Zwielichtige Verbindungen

Ein weiterer Kritikpunkt ist, dass der Trägerverein "Deutsch-Türkischer Akademiker-Bund" eine Verbindung zum Netzwerk des umstrittenen Predigers Fethullah Gülen aufweist. Dieser lebt wegen diverser Probleme mit dem türkischen Staat und der türkischen Justiz in den USA. Alp Sarac weist diesen Vorwurf entschieden zurück: "Die Bildung hat international eine Sprache", so Sarac. "Doch wird auch versucht, alles Neue, was man nicht zuordnen kann, in irgendeine Schublade zu schieben.

Und dahin gehend hat man jetzt wohl jemanden gefunden, der seit Jahrzehnten predigt und Schulen gründet. Dagegen kann ich natürlich nichts sagen, warum denn auch? Denn er hat ja nur das gesagt, was wir sowieso schon befürworten. Dann ist das übereinstimmend, aber das heißt nicht, dass wir zu ihm eine Verbindung haben." Diesen Vorwurf erhebt man nicht nur gegen das Privatgymnasium "Dialog" in Köln, sondern auch gegen das Privatgymnasium des "Vereins für Integration und Bildung" in Hannover.
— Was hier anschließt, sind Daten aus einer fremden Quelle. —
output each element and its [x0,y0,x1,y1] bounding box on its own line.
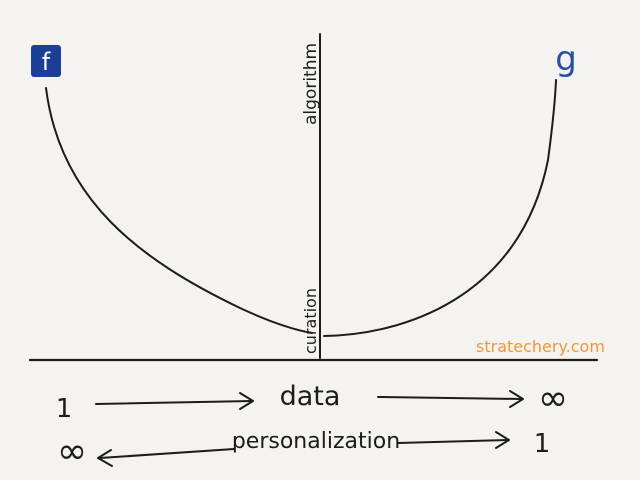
personalization-arrow-left [97,448,235,467]
data-arrow-right [377,390,524,408]
left-curve [45,87,313,334]
personalization-row-label: personalization [232,429,400,454]
axis-top-label: algorithm [301,43,321,125]
google-icon: g [555,39,577,79]
data-row-label: data [280,381,341,412]
data-row-end: ∞ [538,378,568,419]
personalization-row-end: 1 [534,429,551,459]
axis-bottom-label: curation [301,288,320,354]
personalization-row-start: ∞ [57,431,87,472]
facebook-icon-box [31,45,61,77]
watermark: stratechery.com [476,337,605,356]
personalization-arrow-right [397,431,510,449]
facebook-icon-letter: f [42,48,51,76]
facebook-icon: f [31,45,61,77]
data-row-start: 1 [56,394,73,424]
data-arrow-left [95,392,254,410]
right-curve [323,79,557,337]
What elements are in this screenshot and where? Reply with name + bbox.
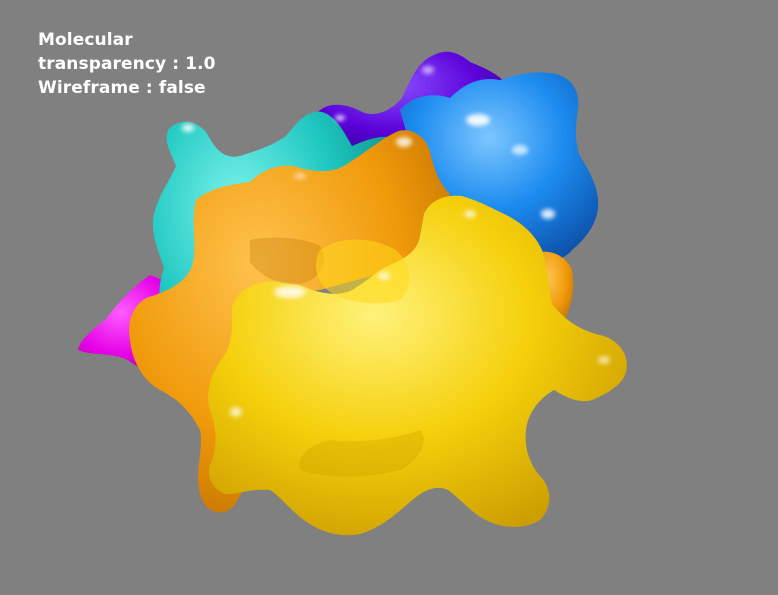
yellow-shadow [299, 430, 424, 477]
orange-domain [129, 130, 450, 513]
specular-highlights [182, 66, 610, 417]
yellow-domain [207, 195, 627, 536]
yellow-inner-lobe [315, 239, 410, 304]
orange-shadow [250, 237, 324, 285]
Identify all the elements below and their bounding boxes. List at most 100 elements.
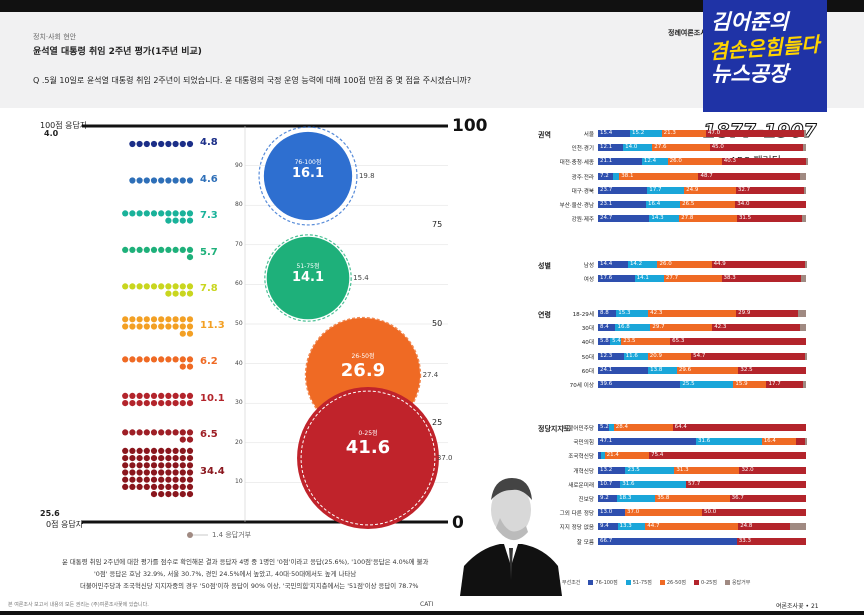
score-dot: [172, 476, 179, 483]
score-dot: [143, 455, 150, 462]
bar-segment: 66.7: [598, 537, 737, 545]
bar-segment: 33.3: [736, 537, 806, 545]
stack-row-label: 잘 모름: [576, 539, 594, 546]
score-dot: [143, 392, 150, 399]
score-dot: [150, 429, 158, 436]
score-dot: [143, 316, 150, 323]
score-dot: [136, 177, 143, 184]
score-dot: [158, 356, 165, 363]
score-dot: [172, 283, 179, 290]
bar-segment: 47.0: [705, 130, 804, 137]
bar-segment: [803, 130, 806, 137]
score-dot: [179, 330, 186, 337]
score-dot: [158, 455, 165, 462]
score-dot: [129, 356, 136, 363]
score-dot: [186, 476, 194, 483]
bar-segment: 15.9: [733, 381, 767, 388]
score-dot: [122, 400, 129, 407]
score-dot: [172, 290, 179, 297]
stack-row-label: 18-29세: [572, 312, 594, 318]
stack-row-label: 개혁신당: [573, 468, 594, 475]
bubble-range: 76-100점: [294, 159, 322, 167]
bar-segment: 24.8: [738, 523, 790, 531]
score-dot: [179, 392, 186, 399]
footer-right: 여론조사꽃 • 21: [776, 603, 819, 610]
prev-year-ring: [258, 126, 358, 226]
stacked-bar: 9.2 18.3 35.8 36.7: [598, 495, 806, 502]
score-row-value: 6.5: [200, 429, 218, 440]
legend-item: 26-50점: [659, 580, 686, 586]
stacked-bar: 21.4 75.4: [598, 452, 806, 460]
bar-segment: 17.6: [598, 275, 635, 283]
bubble-prev-value: 27.4: [422, 371, 439, 379]
bar-segment: 26.0: [667, 158, 722, 166]
bar-segment: 64.4: [672, 424, 806, 431]
score-dot: [179, 177, 186, 184]
score-dot: [143, 140, 150, 148]
score-dot: [186, 363, 194, 370]
bar-segment: [601, 452, 605, 460]
score-dot: [136, 323, 143, 330]
stacked-bar: 21.1 12.4 26.0 40.3: [598, 158, 808, 166]
score-dot: [186, 217, 194, 224]
stack-row-label: 30대: [581, 326, 594, 333]
bar-segment: 13.8: [648, 366, 677, 374]
bar-segment: 27.8: [679, 215, 737, 223]
stacked-bar: 39.6 25.5 15.9 17.7: [598, 381, 806, 388]
stacked-bar: 47.1 31.6 16.4: [598, 438, 807, 446]
bar-segment: 47.1: [598, 438, 696, 446]
top-respondent-label: 100점 응답자: [40, 121, 88, 130]
score-dot: [158, 283, 165, 290]
axis-tick-label: 40: [235, 359, 243, 367]
bar-segment: 11.6: [623, 352, 648, 360]
stacked-bar: 24.7 14.3 27.8 31.5: [598, 215, 806, 223]
stack-row-label: 50대: [581, 354, 594, 361]
score-dot: [158, 392, 165, 399]
score-dot: [143, 210, 150, 217]
bubble-range: 51-75점: [296, 262, 320, 270]
score-dot: [143, 356, 150, 363]
bar-segment: 75.4: [649, 452, 806, 460]
score-dot: [172, 392, 179, 399]
footer: 본 여론조사 보고서 내용의 모든 권리는 (주)여론조사꽃에 있습니다. CA…: [0, 596, 864, 615]
score-dot: [179, 323, 186, 330]
score-dot: [186, 177, 194, 184]
score-dot: [129, 283, 136, 290]
score-dot: [179, 462, 186, 469]
legend-item: 76-100점: [588, 580, 618, 586]
score-dot: [136, 140, 143, 148]
bubble-label: 26-50점 26.9: [323, 351, 403, 381]
score-dot: [136, 392, 143, 399]
score-dot: [165, 217, 172, 224]
score-dot: [129, 400, 136, 407]
score-dot: [129, 483, 136, 490]
score-dot: [150, 246, 158, 253]
score-dot: [186, 246, 194, 253]
top-score-number: 100: [452, 116, 488, 136]
bar-segment: 48.7: [698, 172, 800, 180]
bar-segment: 14.0: [623, 144, 653, 152]
score-row-value: 6.2: [200, 356, 218, 367]
score-dot: [150, 491, 158, 498]
score-dot: [122, 476, 129, 483]
score-dot: [165, 447, 172, 454]
score-dot: [150, 140, 158, 148]
group-label: 성별: [538, 262, 551, 270]
legend-swatch: [659, 580, 665, 585]
bar-segment: [798, 310, 806, 317]
bubble-value: 16.1: [291, 166, 325, 182]
stacked-bar: 13.2 23.5 31.3 32.0: [598, 466, 806, 474]
score-dot: [186, 462, 194, 469]
score-dot: [158, 483, 165, 490]
score-dot: [179, 210, 186, 217]
bar-segment: 45.0: [709, 144, 804, 152]
score-dot: [179, 140, 186, 148]
score-dot: [129, 447, 136, 454]
stack-row-label: 더불어민주당: [563, 426, 594, 432]
bar-segment: 37.0: [625, 509, 702, 517]
score-dot: [150, 447, 158, 454]
stack-row-label: 인천·경기: [571, 146, 594, 153]
score-dot: [172, 323, 179, 330]
bar-segment: 65.3: [670, 338, 806, 346]
score-dot: [165, 316, 172, 323]
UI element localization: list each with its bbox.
Yusuf Ordueri, Geschäftsführer der Schule, unterstreicht, dass hier gemäß des niedersächsischen Lehrplans unterrichtet wird: "Wir haben keine organische Verbindung zu Herrn Hodscha Fethullah Gülen", so Ordueri und fügt hinzu: "Aber wir als Mitglieder lieben und respektieren ihn, lesen seine Bücher, und folgen seinem vorgezeichneten Weg…aber wir haben keine Verbindung."